La FNAB a récemment fait part de sa «déception» vis-à-vis du ministre de l’Agriculture, Julien Denormandie, notamment en raison de son écriture du Plan national stratégique qui promet pourtant à l’agriculture bio d’atteindre le plus haut niveau de l’écorégime. Les agriculteurs bio de Bio en Hauts-de-France partagent-ils ce sentiment ?
S.T. : Nous rejoignons la FNAB, notamment sur les arbitrages qui se trament parce qu’ils apparaissent en défaveur de la bio. En mettant au niveau de l’écorégime HVE et Bio, le ministre de l’Agriculture voudrait faire croire que HVE et bio sont la même chose, ce qui n’est pas le cas. La démarche HVE inclut une obligation de moyens pour l’amélioration des pratiques en prônant la réduction des intrants chimiques, moins de travail du sol. Avec la Bio, c’est différent puisque nous n’utilisons pas du tout de pesticides, par exemple. Quant aux techniques simplifiées de travail du sol, cela fait longtemps qu’on les travaille en bio.
Des arbitrages seraient toujours en cours. Savez-vous à quelle date ceux-ci seront-ils rendus ?
J-B.P. : Nous n’avons pas connaissance d’une échéance précise. C’est pour cela que la mobilisation se poursuit. Nous espérons encore pouvoir infléchir les choses.
Le gouvernement semble vouloir mettre l’accent sur la conversion en annonçant dernièrement des aides à la conversion en hausse pour la période 2023-2027. Cela vous satisfait-il ?

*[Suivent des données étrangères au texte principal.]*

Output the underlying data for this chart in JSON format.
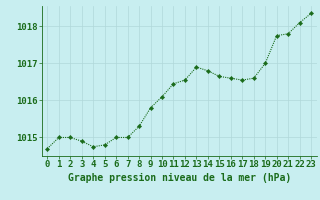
{
  "hours": [
    0,
    1,
    2,
    3,
    4,
    5,
    6,
    7,
    8,
    9,
    10,
    11,
    12,
    13,
    14,
    15,
    16,
    17,
    18,
    19,
    20,
    21,
    22,
    23
  ],
  "pressure": [
    1014.7,
    1015.0,
    1015.0,
    1014.9,
    1014.75,
    1014.8,
    1015.0,
    1015.0,
    1015.3,
    1015.8,
    1016.1,
    1016.45,
    1016.55,
    1016.9,
    1016.8,
    1016.65,
    1016.6,
    1016.55,
    1016.6,
    1017.0,
    1017.75,
    1017.8,
    1018.1,
    1018.35
  ],
  "line_color": "#1a6b1a",
  "marker_color": "#1a6b1a",
  "background_color": "#c8eef0",
  "grid_color": "#b0d8da",
  "axis_label_color": "#1a6b1a",
  "title": "Graphe pression niveau de la mer (hPa)",
  "ylim_min": 1014.5,
  "ylim_max": 1018.55,
  "yticks": [
    1015,
    1016,
    1017,
    1018
  ],
  "tick_fontsize": 6.5,
  "title_fontsize": 7.0
}
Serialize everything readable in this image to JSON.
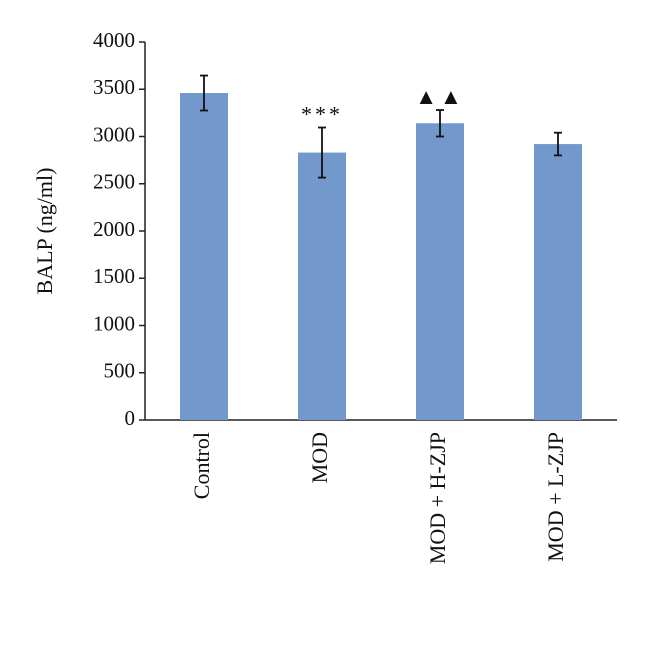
{
  "chart_data": {
    "type": "bar",
    "y_label": "BALP (ng/ml)",
    "categories": [
      "Control",
      "MOD",
      "MOD + H-ZJP",
      "MOD + L-ZJP"
    ],
    "values": [
      3460,
      2830,
      3140,
      2920
    ],
    "errors": [
      185,
      265,
      140,
      120
    ],
    "annotations": [
      null,
      "***",
      "▲▲",
      null
    ],
    "color": "#7399cc",
    "ylim": [
      0,
      4000
    ],
    "yticks": [
      0,
      500,
      1000,
      1500,
      2000,
      2500,
      3000,
      3500,
      4000
    ],
    "grid": false
  }
}
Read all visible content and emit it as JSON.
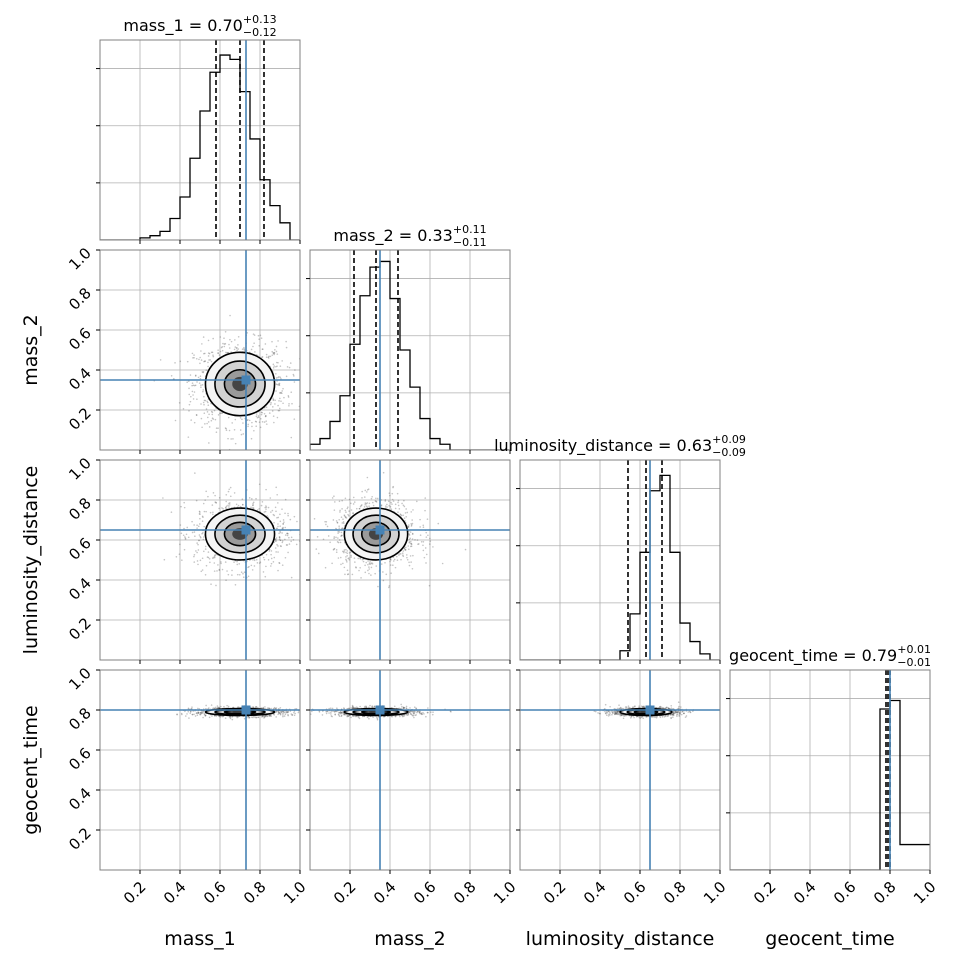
{
  "chart_data": {
    "type": "corner",
    "parameters": [
      "mass_1",
      "mass_2",
      "luminosity_distance",
      "geocent_time"
    ],
    "axis_labels": [
      "mass_1",
      "mass_2",
      "luminosity_distance",
      "geocent_time"
    ],
    "tick_labels": [
      "0.2",
      "0.4",
      "0.6",
      "0.8",
      "1.0"
    ],
    "tick_values": [
      0.2,
      0.4,
      0.6,
      0.8,
      1.0
    ],
    "xlim": [
      0,
      1
    ],
    "ylim": [
      0,
      1
    ],
    "grid": true,
    "truth_color": "#4682b4",
    "contour_color": "#000000",
    "truths": [
      0.73,
      0.35,
      0.65,
      0.8
    ],
    "titles": [
      {
        "param": "mass_1",
        "median": "0.70",
        "plus": "+0.13",
        "minus": "−0.12"
      },
      {
        "param": "mass_2",
        "median": "0.33",
        "plus": "+0.11",
        "minus": "−0.11"
      },
      {
        "param": "luminosity_distance",
        "median": "0.63",
        "plus": "+0.09",
        "minus": "−0.09"
      },
      {
        "param": "geocent_time",
        "median": "0.79",
        "plus": "+0.01",
        "minus": "−0.01"
      }
    ],
    "quantiles": [
      [
        0.58,
        0.7,
        0.82
      ],
      [
        0.22,
        0.33,
        0.44
      ],
      [
        0.54,
        0.63,
        0.71
      ],
      [
        0.78,
        0.79,
        0.8
      ]
    ],
    "histograms": [
      {
        "bin_edges": [
          0.0,
          0.05,
          0.1,
          0.15,
          0.2,
          0.25,
          0.3,
          0.35,
          0.4,
          0.45,
          0.5,
          0.55,
          0.6,
          0.65,
          0.7,
          0.75,
          0.8,
          0.85,
          0.9,
          0.95,
          1.0
        ],
        "counts": [
          0,
          0,
          0,
          0,
          1,
          2,
          4,
          10,
          20,
          38,
          60,
          78,
          86,
          84,
          69,
          47,
          28,
          16,
          8,
          0
        ],
        "ymax": 93
      },
      {
        "bin_edges": [
          0.0,
          0.05,
          0.1,
          0.15,
          0.2,
          0.25,
          0.3,
          0.35,
          0.4,
          0.45,
          0.5,
          0.55,
          0.6,
          0.65,
          0.7,
          0.75,
          0.8,
          0.85,
          0.9,
          0.95,
          1.0
        ],
        "counts": [
          2,
          4,
          10,
          19,
          37,
          54,
          64,
          66,
          53,
          35,
          22,
          11,
          4,
          2,
          0,
          0,
          0,
          0,
          0,
          0
        ],
        "ymax": 70
      },
      {
        "bin_edges": [
          0.0,
          0.05,
          0.1,
          0.15,
          0.2,
          0.25,
          0.3,
          0.35,
          0.4,
          0.45,
          0.5,
          0.55,
          0.6,
          0.65,
          0.7,
          0.75,
          0.8,
          0.85,
          0.9,
          0.95,
          1.0
        ],
        "counts": [
          0,
          0,
          0,
          0,
          0,
          0,
          0,
          0,
          0,
          0,
          3,
          15,
          35,
          55,
          60,
          35,
          12,
          6,
          2,
          0
        ],
        "ymax": 65
      },
      {
        "bin_edges": [
          0.0,
          0.05,
          0.1,
          0.15,
          0.2,
          0.25,
          0.3,
          0.35,
          0.4,
          0.45,
          0.5,
          0.55,
          0.6,
          0.65,
          0.7,
          0.75,
          0.8,
          0.85,
          1.0
        ],
        "counts": [
          0,
          0,
          0,
          0,
          0,
          0,
          0,
          0,
          0,
          0,
          0,
          0,
          0,
          0,
          0,
          95,
          100,
          15
        ],
        "ymax": 118
      }
    ],
    "pairs": [
      {
        "x": "mass_1",
        "y": "mass_2",
        "cx": 0.7,
        "cy": 0.33,
        "sx": 0.12,
        "sy": 0.11
      },
      {
        "x": "mass_1",
        "y": "luminosity_distance",
        "cx": 0.7,
        "cy": 0.63,
        "sx": 0.12,
        "sy": 0.09
      },
      {
        "x": "mass_2",
        "y": "luminosity_distance",
        "cx": 0.33,
        "cy": 0.63,
        "sx": 0.11,
        "sy": 0.09
      },
      {
        "x": "mass_1",
        "y": "geocent_time",
        "cx": 0.7,
        "cy": 0.79,
        "sx": 0.12,
        "sy": 0.012
      },
      {
        "x": "mass_2",
        "y": "geocent_time",
        "cx": 0.33,
        "cy": 0.79,
        "sx": 0.11,
        "sy": 0.012
      },
      {
        "x": "luminosity_distance",
        "y": "geocent_time",
        "cx": 0.63,
        "cy": 0.79,
        "sx": 0.09,
        "sy": 0.012
      }
    ]
  }
}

J-B.P. : Il y a un besoin de soutien à la conversion, mais ce n’est pas suffisant. Si les agriculteurs n’ont pas de visibilité, ils ne se lanceront pas. La politique publique en faveur du bio doit être partagée entre soutien à la conversion et aide au maintien. L’un ne va pas sans l’autre.
S.T. : C’est une façon de faire taire les critiques. Un bricolage avec des bouts de chandelle. Convertir massivement sans aide au maintien nous inquiète. Aujourd’hui, comme tout le monde, nous dépendons du marché. La valorisation des produits bio est plus importante qu’en conventionnel parce que l’équilibre offre-demande n’est pas atteint partout. Si on se met à produire plus, il y a un risque de chute des prix. L’aide au maintien permet de conforter des orientations, de se diversifier, de changer de dimension. Si on supprime les aides au maintien, on ne voudrait pas se retrouver avec un déluge consécutif à une grande vague de conversions.
Le ministère de l’Agriculture a également récemment confirmé une revalorisation du Fonds Avenir Bio ce qui conduit son budget à passer de 8 à 13 millions d’euros en 2021 et 2022. Comment l’accueillez-vous ?
J-B.P. : Le Fonds Avenir Bio est une mesure de soutien intéressante parce qu’il permet aux filières de se structurer et d’éviter de faire en bio les erreurs qui ont pu être faites dans l’agriculture conventionnelle. Tout ce qui peut contribuer à faire émerger ou à consolider des filières est bienvenu.
À l’approche des élections régionales, quelles sont les attentes des agriculteurs bio vis-à-vis de la future majorité du Conseil régional ?
S.T. : Nous avons adressé un recueil de seize propositions aux candidats aux élections régionales. Ces propositions ont été travaillées par le conseil d’administration de Bio en Hauts-de-France et des adhérents. On espère maintenant que ceux qui seront élus en fasse bon usage et qu’ils trouveront des pistes pour accompagner le développement de l’agriculture bio dans notre région.